THE BANANA.
Tall and stately, capped by a gracefully arched group of leaves and a nodding spike of numerous flowers, the banana is noted alike for its beauty, its nourishing fruit and its many qualities of economic value. Some one has said, "The banana is the queen among ornamental herbs, and the household god of the laborer's cottage."
To him who dwells in the tropics the banana is as wheat and rice are to the inhabitants of more temperate regions.
Nearly all the authorities on the distribution of plants believe the banana to be a native of Asia and that it was not found in the New World previous to its introduction by man. An argument which strongly supports this theory is the lack of native names for the plant in Mexico and in South America. It was mentioned by the early Latin and Greek writers, but seems to have been unknown to the ancient Egyptians.
Botanical authorities quite generally agree that the numerous varieties of our common banana are produced from Musa sapientum. The generic name, Musa, is by some claimed to have its origin in the Arabic word Moux, their name for this group of plants. Others claim that the name was given in honor of Antonius Musa, a physician who cured Augustus Caesar of a disease that had been considered incurable. The specific name has its origin in the myth that the groves of the banana plant were used by the sages or wise men (sapientes) of India for their councils and for rest, they also partaking of the fruit.
Another species of the genus Musa is called paradisiaca from the mythical story that it was the forbidden fruit of Paradise. The common name of this species is the plantain and by many it is considered the parent of the numerous varieties in cultivation in Asia and the adjacent islands and also in the New World. Many eminent authorities believe that both the banana and the plantain, with the numerous varieties of each, are the same species.

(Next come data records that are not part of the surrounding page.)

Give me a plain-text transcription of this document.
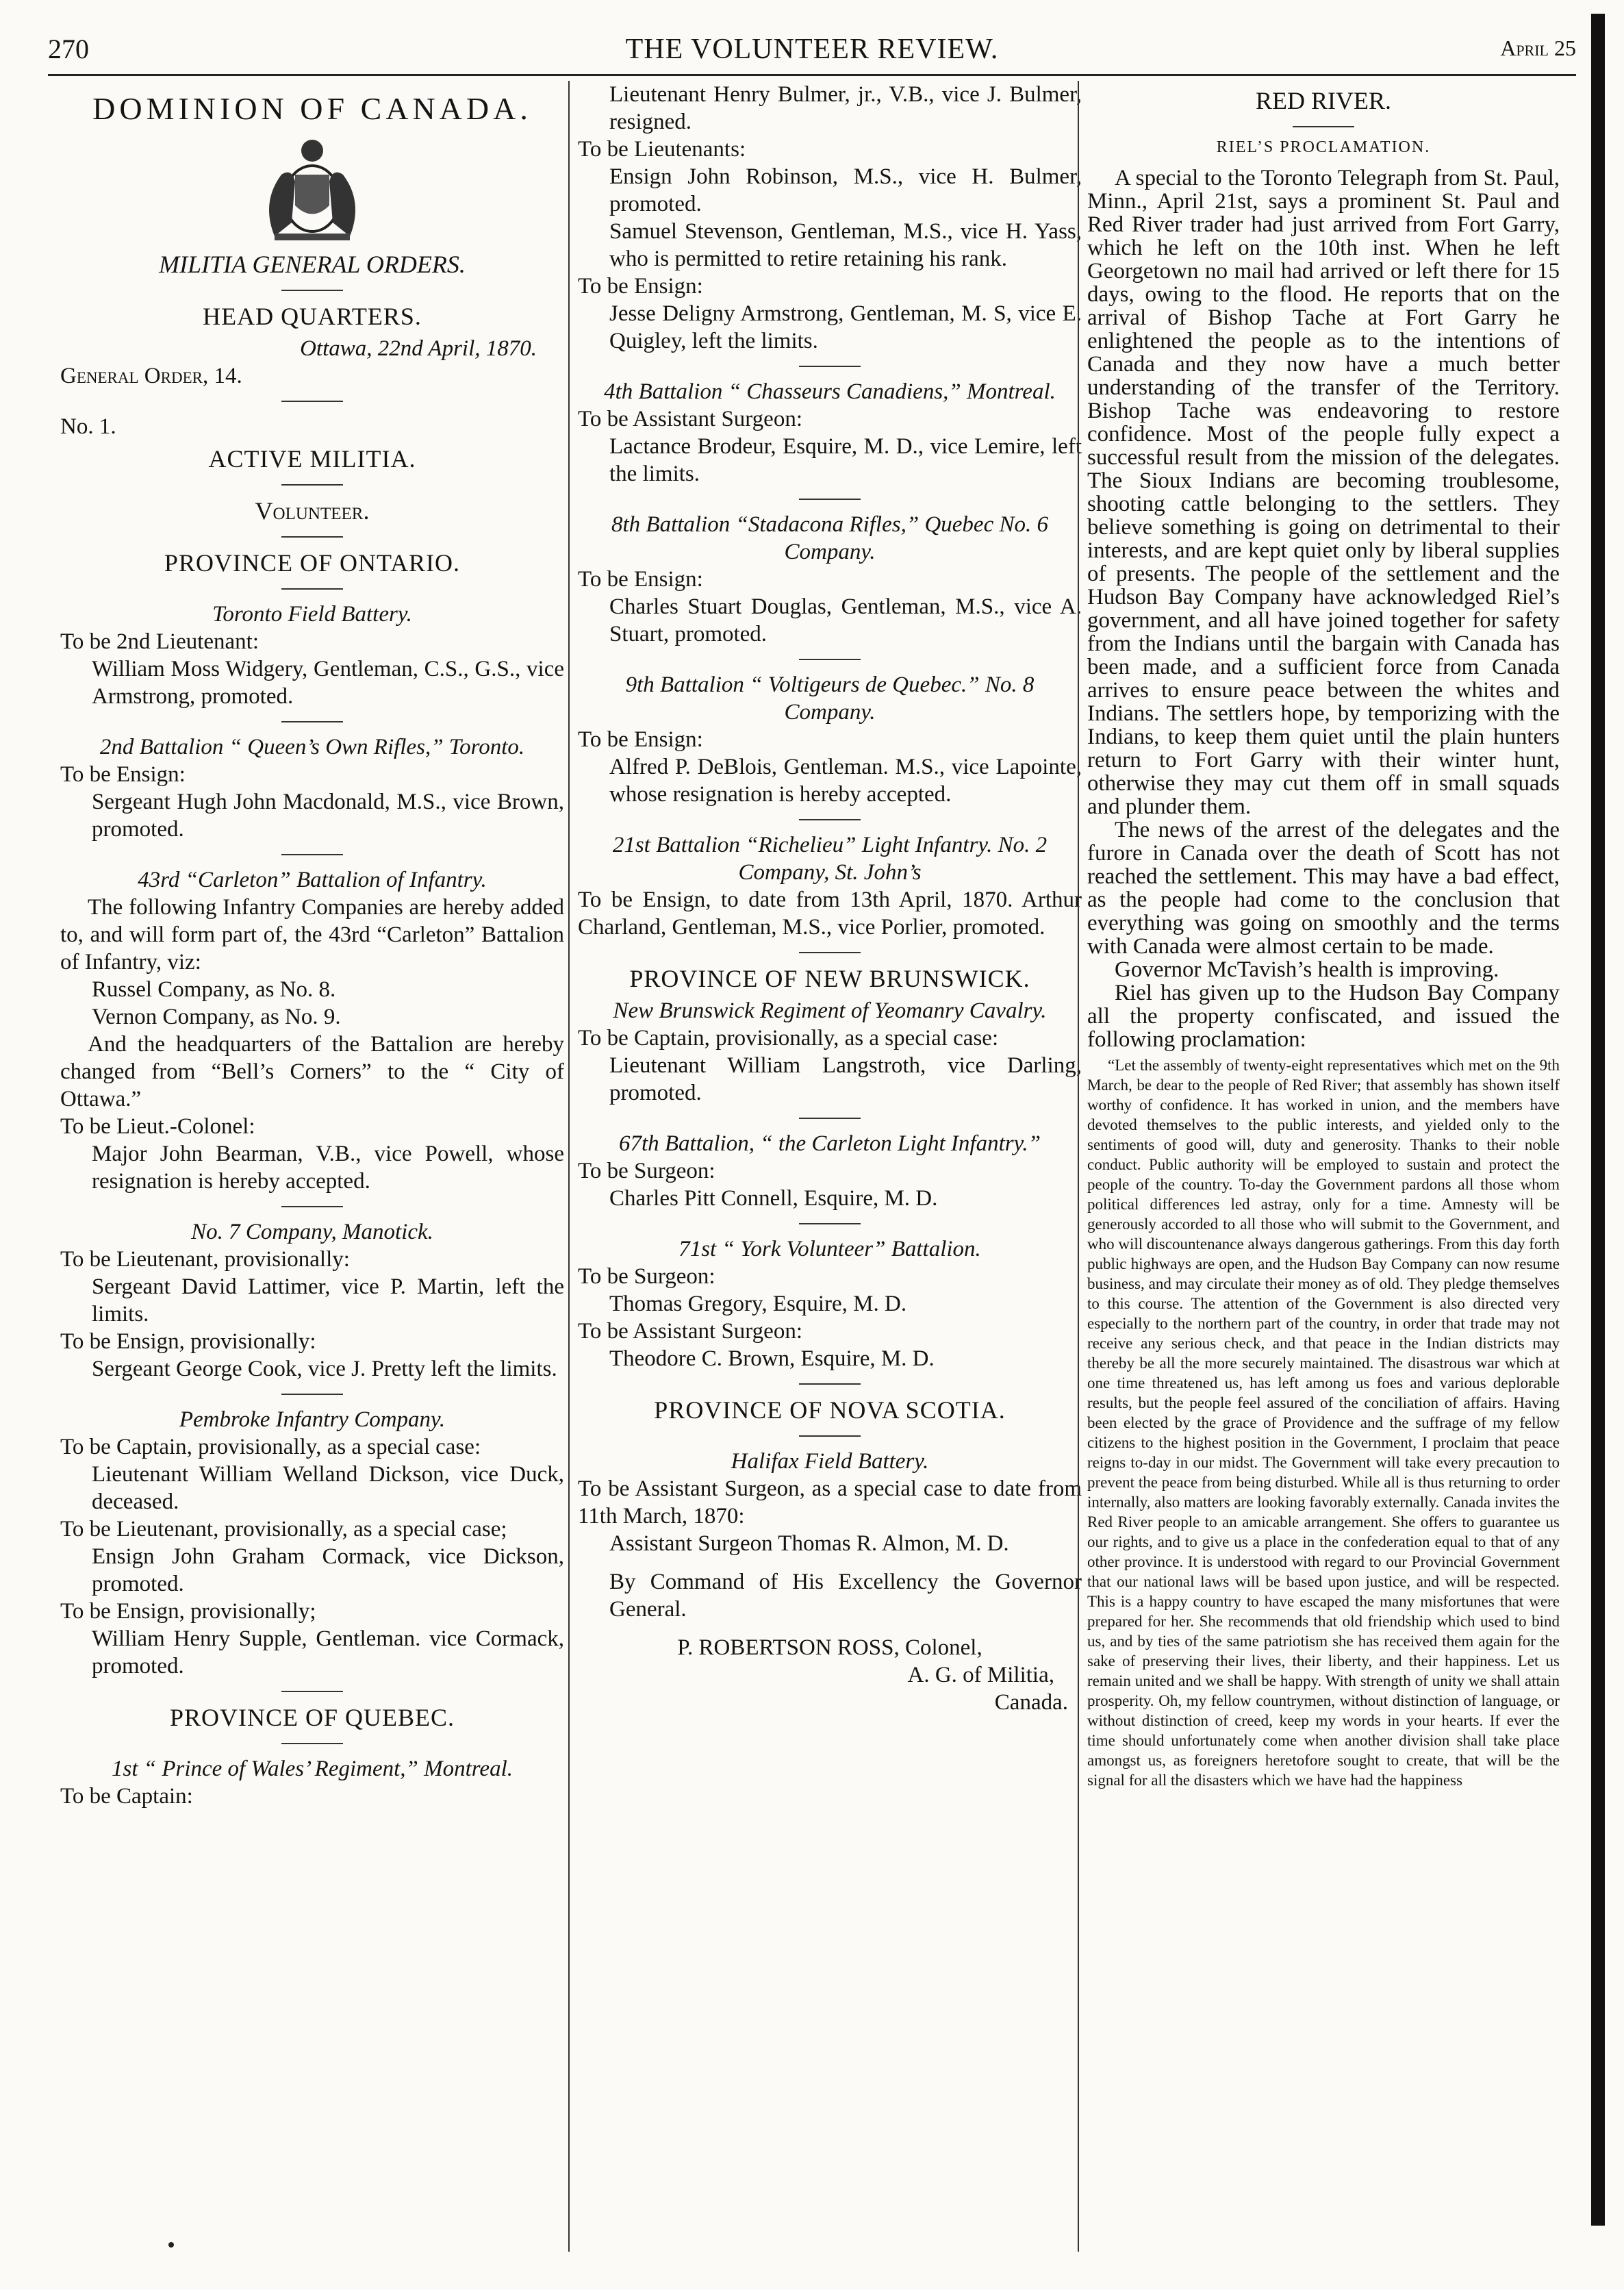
270	THE VOLUNTEER REVIEW.	April 25
DOMINION OF CANADA.
MILITIA GENERAL ORDERS.
HEAD QUARTERS.

Ottawa, 22nd April, 1870.

General Order, 14.

No. 1.

ACTIVE MILITIA.
Volunteer.
PROVINCE OF ONTARIO.

Toronto Field Battery.

To be 2nd Lieutenant:

William Moss Widgery, Gentleman, C.S., G.S., vice Armstrong, promoted.

2nd Battalion “ Queen’s Own Rifles,” Toronto.

To be Ensign:

Sergeant Hugh John Macdonald, M.S., vice Brown, promoted.

43rd “Carleton” Battalion of Infantry.

The following Infantry Companies are hereby added to, and will form part of, the 43rd “Carleton” Battalion of Infantry, viz:

Russel Company, as No. 8.

Vernon Company, as No. 9.

And the headquarters of the Battalion are hereby changed from “Bell’s Corners” to the “ City of Ottawa.”

To be Lieut.-Colonel:

Major John Bearman, V.B., vice Powell, whose resignation is hereby accepted.

No. 7 Company, Manotick.

To be Lieutenant, provisionally:

Sergeant David Lattimer, vice P. Martin, left the limits.

To be Ensign, provisionally:

Sergeant George Cook, vice J. Pretty left the limits.

Pembroke Infantry Company.

To be Captain, provisionally, as a special case:

Lieutenant William Welland Dickson, vice Duck, deceased.

To be Lieutenant, provisionally, as a special case;

Ensign John Graham Cormack, vice Dickson, promoted.

To be Ensign, provisionally;

William Henry Supple, Gentleman. vice Cormack, promoted.

PROVINCE OF QUEBEC.

1st “ Prince of Wales’ Regiment,” Montreal.

To be Captain:

Lieutenant Henry Bulmer, jr., V.B., vice J. Bulmer, resigned.

To be Lieutenants:

Ensign John Robinson, M.S., vice H. Bulmer, promoted.

Samuel Stevenson, Gentleman, M.S., vice H. Yass, who is permitted to retire retaining his rank.

To be Ensign:

Jesse Deligny Armstrong, Gentleman, M. S, vice E. Quigley, left the limits.

4th Battalion “ Chasseurs Canadiens,” Montreal.

To be Assistant Surgeon:

Lactance Brodeur, Esquire, M. D., vice Lemire, left the limits.

8th Battalion “Stadacona Rifles,” Quebec No. 6 Company.

To be Ensign:

Charles Stuart Douglas, Gentleman, M.S., vice A. Stuart, promoted.

9th Battalion “ Voltigeurs de Quebec.” No. 8 Company.

To be Ensign:

Alfred P. DeBlois, Gentleman. M.S., vice Lapointe, whose resignation is hereby accepted.

21st Battalion “Richelieu” Light Infantry. No. 2 Company, St. John’s

To be Ensign, to date from 13th April, 1870. Arthur Charland, Gentleman, M.S., vice Porlier, promoted.

PROVINCE OF NEW BRUNSWICK.

New Brunswick Regiment of Yeomanry Cavalry.

To be Captain, provisionally, as a special case:

Lieutenant William Langstroth, vice Darling, promoted.

67th Battalion, “ the Carleton Light Infantry.”

To be Surgeon:

Charles Pitt Connell, Esquire, M. D.

71st “ York Volunteer” Battalion.

To be Surgeon:

Thomas Gregory, Esquire, M. D.

To be Assistant Surgeon:

Theodore C. Brown, Esquire, M. D.

PROVINCE OF NOVA SCOTIA.

Halifax Field Battery.

To be Assistant Surgeon, as a special case to date from 11th March, 1870:

Assistant Surgeon Thomas R. Almon, M. D.

By Command of His Excellency the Governor General.

P. ROBERTSON ROSS, Colonel,

A. G. of Militia,

Canada.

RED RIVER.
RIEL’S PROCLAMATION.

A special to the Toronto Telegraph from St. Paul, Minn., April 21st, says a prominent St. Paul and Red River trader had just arrived from Fort Garry, which he left on the 10th inst. When he left Georgetown no mail had arrived or left there for 15 days, owing to the flood. He reports that on the arrival of Bishop Tache at Fort Garry he enlightened the people as to the intentions of Canada and they now have a much better understanding of the transfer of the Territory. Bishop Tache was endeavoring to restore confidence. Most of the people fully expect a successful result from the mission of the delegates. The Sioux Indians are becoming troublesome, shooting cattle belonging to the settlers. They believe something is going on detrimental to their interests, and are kept quiet only by liberal supplies of presents. The people of the settlement and the Hudson Bay Company have acknowledged Riel’s government, and all have joined together for safety from the Indians until the bargain with Canada has been made, and a sufficient force from Canada arrives to ensure peace between the whites and Indians. The settlers hope, by temporizing with the Indians, to keep them quiet until the plain hunters return to Fort Garry with their winter hunt, otherwise they may cut them off in small squads and plunder them.

The news of the arrest of the delegates and the furore in Canada over the death of Scott has not reached the settlement. This may have a bad effect, as the people had come to the conclusion that everything was going on smoothly and the terms with Canada were almost certain to be made.

Governor McTavish’s health is improving.

Riel has given up to the Hudson Bay Company all the property confiscated, and issued the following proclamation:

“Let the assembly of twenty-eight representatives which met on the 9th March, be dear to the people of Red River; that assembly has shown itself worthy of confidence. It has worked in union, and the members have devoted themselves to the public interests, and yielded only to the sentiments of good will, duty and generosity. Thanks to their noble conduct. Public authority will be employed to sustain and protect the people of the country. To-day the Government pardons all those whom political differences led astray, only for a time. Amnesty will be generously accorded to all those who will submit to the Government, and who will discountenance always dangerous gatherings. From this day forth public highways are open, and the Hudson Bay Company can now resume business, and may circulate their money as of old. They pledge themselves to this course. The attention of the Government is also directed very especially to the northern part of the country, in order that trade may not receive any serious check, and that peace in the Indian districts may thereby be all the more securely maintained. The disastrous war which at one time threatened us, has left among us foes and various deplorable results, but the people feel assured of the conciliation of affairs. Having been elected by the grace of Providence and the suffrage of my fellow citizens to the highest position in the Government, I proclaim that peace reigns to-day in our midst. The Government will take every precaution to prevent the peace from being disturbed. While all is thus returning to order internally, also matters are looking favorably externally. Canada invites the Red River people to an amicable arrangement. She offers to guarantee us our rights, and to give us a place in the confederation equal to that of any other province. It is understood with regard to our Provincial Government that our national laws will be based upon justice, and will be respected. This is a happy country to have escaped the many misfortunes that were prepared for her. She recommends that old friendship which used to bind us, and by ties of the same patriotism she has received them again for the sake of preserving their lives, their liberty, and their happiness. Let us remain united and we shall be happy. With strength of unity we shall attain prosperity. Oh, my fellow countrymen, without distinction of language, or without distinction of creed, keep my words in your hearts. If ever the time should unfortunately come when another division shall take place amongst us, as foreigners heretofore sought to create, that will be the signal for all the disasters which we have had the happiness
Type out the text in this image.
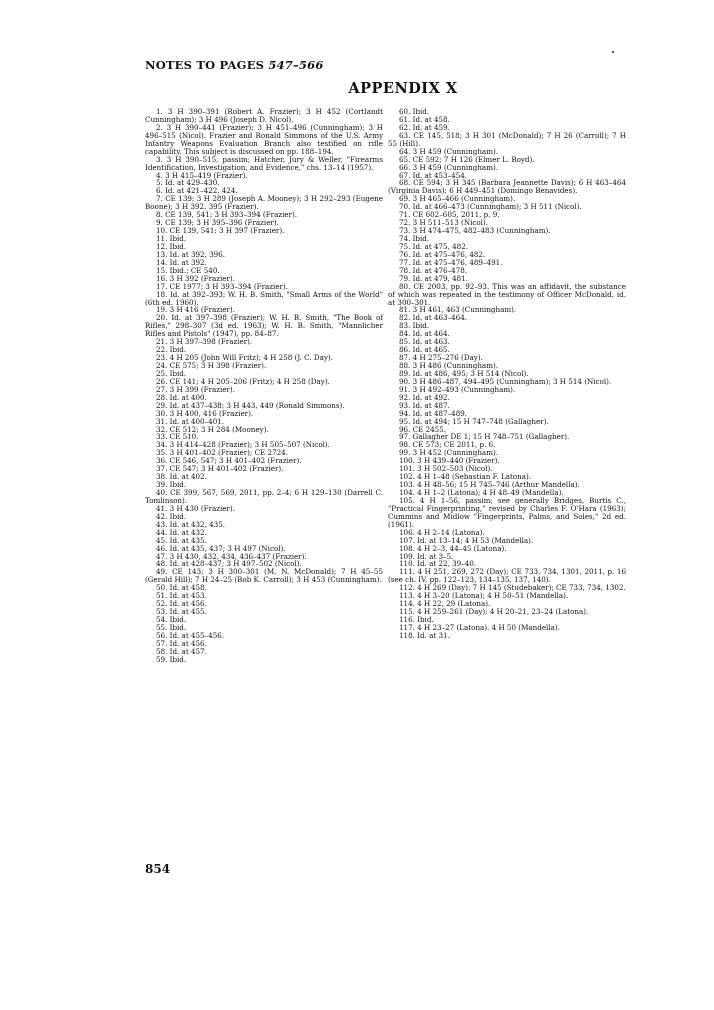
NOTES TO PAGES 547–566
APPENDIX X

1. 3 H 390–391 (Robert A. Frazier); 3 H 452 (Cortlandt Cunningham); 3 H 496 (Joseph D. Nicol).

2. 3 H 390–441 (Frazier); 3 H 451–496 (Cunningham); 3 H 496–515 (Nicol). Frazier and Ronald Simmons of the U.S. Army Infantry Weapons Evaluation Branch also testified on rifle capability. This subject is discussed on pp. 188–194.

3. 3 H 390–515, passim; Hatcher, Jury & Weller, "Firearms Identification, Investigation, and Evidence," chs. 13–14 (1957).

4. 3 H 415–419 (Frazier).

5. Id. at 429–430.

6. Id. at 421–422, 424.

7. CE 139; 3 H 289 (Joseph A. Mooney); 3 H 292–293 (Eugene Boone); 3 H 392, 395 (Frazier).

8. CE 139, 541; 3 H 393–394 (Frazier).

9. CE 139; 3 H 395–396 (Frazier).

10. CE 139, 541; 3 H 397 (Frazier).

11. Ibid.

12. Ibid.

13. Id. at 392, 396.

14. Id. at 392.

15. Ibid.; CE 540.

16. 3 H 392 (Frazier).

17. CE 1977; 3 H 393–394 (Frazier).

18. Id. at 392–393; W. H. B. Smith, "Small Arms of the World" (6th ed. 1960).

19. 3 H 416 (Frazier).

20. Id. at 397–398 (Frazier); W. H. B. Smith, "The Book of Rifles," 298–307 (3d ed. 1963); W. H. B. Smith, "Mannlicher Rifles and Pistols" (1947), pp. 84–87.

21. 3 H 397–398 (Frazier).

22. Ibid.

23. 4 H 205 (John Will Fritz); 4 H 258 (J. C. Day).

24. CE 575; 3 H 398 (Frazier).

25. Ibid.

26. CE 141; 4 H 205–206 (Fritz); 4 H 258 (Day).

27. 3 H 399 (Frazier).

28. Id. at 400.

29. Id. at 437–438; 3 H 443, 449 (Ronald Simmons).

30. 3 H 400, 416 (Frazier).

31. Id. at 400–401.

32. CE 512; 3 H 284 (Mooney).

33. CE 510.

34. 3 H 414–428 (Frazier); 3 H 505–507 (Nicol).

35. 3 H 401–402 (Frazier); CE 2724.

36. CE 546, 547; 3 H 401–402 (Frazier).

37. CE 547; 3 H 401–402 (Frazier).

38. Id. at 402.

39. Ibid.

40. CE 399, 567, 569, 2011, pp. 2–4; 6 H 129–130 (Darrell C. Tomlinson).

41. 3 H 430 (Frazier).

42. Ibid.

43. Id. at 432, 435.

44. Id. at 432.

45. Id. at 435.

46. Id. at 435, 437; 3 H 497 (Nicol).

47. 3 H 430, 432, 434, 436–437 (Frazier).

48. Id. at 428–437; 3 H 497–502 (Nicol).

49. CE 143; 3 H 300–301 (M. N. McDonald); 7 H 45–55 (Gerald Hill); 7 H 24–25 (Bob K. Carroll); 3 H 453 (Cunningham).

50. Id. at 458.

51. Id. at 453.

52. Id. at 456.

53. Id. at 455.

54. Ibid.

55. Ibid.

56. Id. at 455–456.

57. Id. at 456.

58. Id. at 457.

59. Ibid.

60. Ibid.

61. Id. at 458.

62. Id. at 459.

63. CE 145, 518; 3 H 301 (McDonald); 7 H 26 (Carroll); 7 H 55 (Hill).

64. 3 H 459 (Cunningham).

65. CE 592; 7 H 126 (Elmer L. Boyd).

66. 3 H 459 (Cunningham).

67. Id. at 453–454.

68. CE 594; 3 H 345 (Barbara Jeannette Davis); 6 H 463–464 (Virginia Davis); 6 H 449–451 (Domingo Benavides).

69. 3 H 465–466 (Cunningham).

70. Id. at 466–473 (Cunningham); 3 H 511 (Nicol).

71. CE 602–605, 2011, p. 9.

72. 3 H 511–513 (Nicol).

73. 3 H 474–475, 482–483 (Cunningham).

74. Ibid.

75. Id. at 475, 482.

76. Id. at 475–476, 482.

77. Id. at 475–476, 489–491.

78. Id. at 476–478.

79. Id. at 479, 481.

80. CE 2003, pp. 92–93. This was an affidavit, the substance of which was repeated in the testimony of Officer McDonald, id. at 300–301.

81. 3 H 461, 463 (Cunningham).

82. Id. at 463–464.

83. Ibid.

84. Id. at 464.

85. Id. at 463.

86. Id. at 465.

87. 4 H 275–276 (Day).

88. 3 H 486 (Cunningham).

89. Id. at 486, 495; 3 H 514 (Nicol).

90. 3 H 486–487, 494–495 (Cunningham); 3 H 514 (Nicol).

91. 3 H 492–493 (Cunningham).

92. Id. at 492.

93. Id. at 487.

94. Id. at 487–489.

95. Id. at 494; 15 H 747–748 (Gallagher).

96. CE 2455.

97. Gallagher DE 1; 15 H 748–751 (Gallagher).

98. CE 573; CE 2011, p. 6.

99. 3 H 452 (Cunningham).

100. 3 H 439–440 (Frazier).

101. 3 H 502–503 (Nicol).

102. 4 H 1–48 (Sebastian F. Latona).

103. 4 H 48–56; 15 H 745–746 (Arthur Mandella).

104. 4 H 1–2 (Latona); 4 H 48–49 (Mandella).

105. 4 H 1–56, passim; see generally Bridges, Burtis C., "Practical Fingerprinting," revised by Charles F. O'Hara (1963); Cummins and Midlow "Fingerprints, Palms, and Soles," 2d ed. (1961).

106. 4 H 2–14 (Latona).

107. Id. at 13–14; 4 H 53 (Mandella).

108. 4 H 2–3, 44–45 (Latona).

109. Id. at 3–5.

110. Id. at 22, 39–40.

111. 4 H 251, 269, 272 (Day); CE 733, 734, 1301, 2011, p. 16 (see ch. IV, pp. 122–123, 134–135, 137, 140).

112. 4 H 269 (Day); 7 H 145 (Studebaker); CE 733, 734, 1302.

113. 4 H 3–20 (Latona); 4 H 50–51 (Mandella).

114. 4 H 22, 29 (Latona).

115. 4 H 259–261 (Day); 4 H 20–21, 23–24 (Latona).

116. Ibid.

117. 4 H 23–27 (Latona). 4 H 50 (Mandella).

118. Id. at 31.

854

The banana plant is herbaceous and dies down to the ground after fruiting. The true stem is underground and perennial, sending up new shoots each season, which grow rapidly and in a few months bear ripened fruit.
The stalk that bears the flowers grows to a height of from fifteen to twenty feet and is surrounded by the sheathing bases of the leaves. The flower cluster or spike is terminal and from two to four feet in length and nodding. The oblong leaves are dark green in color, from five to ten feet in length, and from one to two feet in width. The beautifully arching leaves and the pendulous cluster of flowers or fruits forms an attractive foliage and makes the plant a noted ornament for the garden.
The many varieties of both the banana and plantain, which vary in taste, color, form and size, are very widely distributed throughout the world, being usually found in a zone bounded by 38 degrees North and 38 degrees South latitude. It is said that a single plant will produce, on the average, in one year three bunches of fruit weighing fifty or more pounds. The amount of labor required in its cultivation is very small, especially in the older plantations.
The number of bananas on a single stalk of the ordinary variety varies from about one hundred to two hundred, with an average of about one hundred and thirty. When a plantation is fully developed growth is so rapid and so constant that ripe bunches of fruit may be gathered each week.